A veces no vemos con claridad lo más grande, lo más evidente, lo que está en nuestras narices que son nuestros propios errores. En cambio lo chiquito, lo que está más lejos, los errores de los demás eso sí lo vemos con toda claridad.
«Hipócritas» nos dice Jesús el día de hoy. Porque te das cuenta de la pajita que hay en el ojo ajeno y no te das cuenta del tronco que tienes en el tuyo.
Cuando tengas un problema con una persona, antes de sacarle una lista de reclamos, pregúntate qué es lo que tú has hecho mal. Empieza reconociendo lo que tú has hecho mal y cambiar tú mismo.

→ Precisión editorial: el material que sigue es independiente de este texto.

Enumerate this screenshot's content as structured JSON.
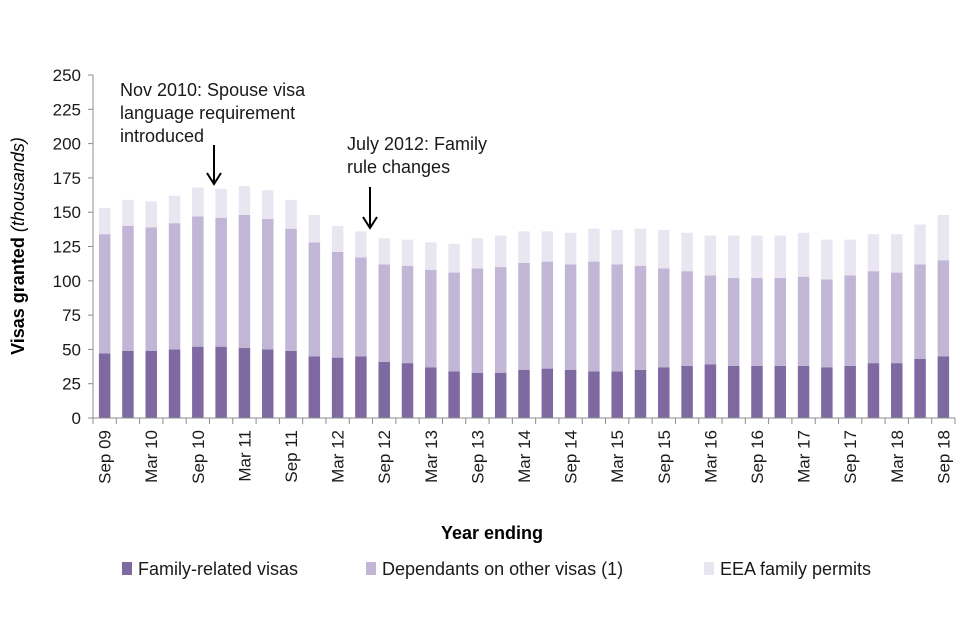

Si empiezas por tus propios errores, vas a ser más capaz de ayudar al otro a cambiar. En primer lugar porque vas a darle el buen ejemplo. En segundo logar porque lo vas a poder corregir con la humildad de quien también sabe que se ha equivocado y no con la soberbia de quien cree tener toda la razón.
No se puede corregir a una persona sin amor ni caridad. Como no se puede hacer una intervención quirúrgica sin anestesia porque el paciente se moriría de dolor. El amor es como esa anestesia que le permite al otro poder aceptar la corrección.
Si sientes placer o gusto por corregir los errores del otro, eso no viene de Dios.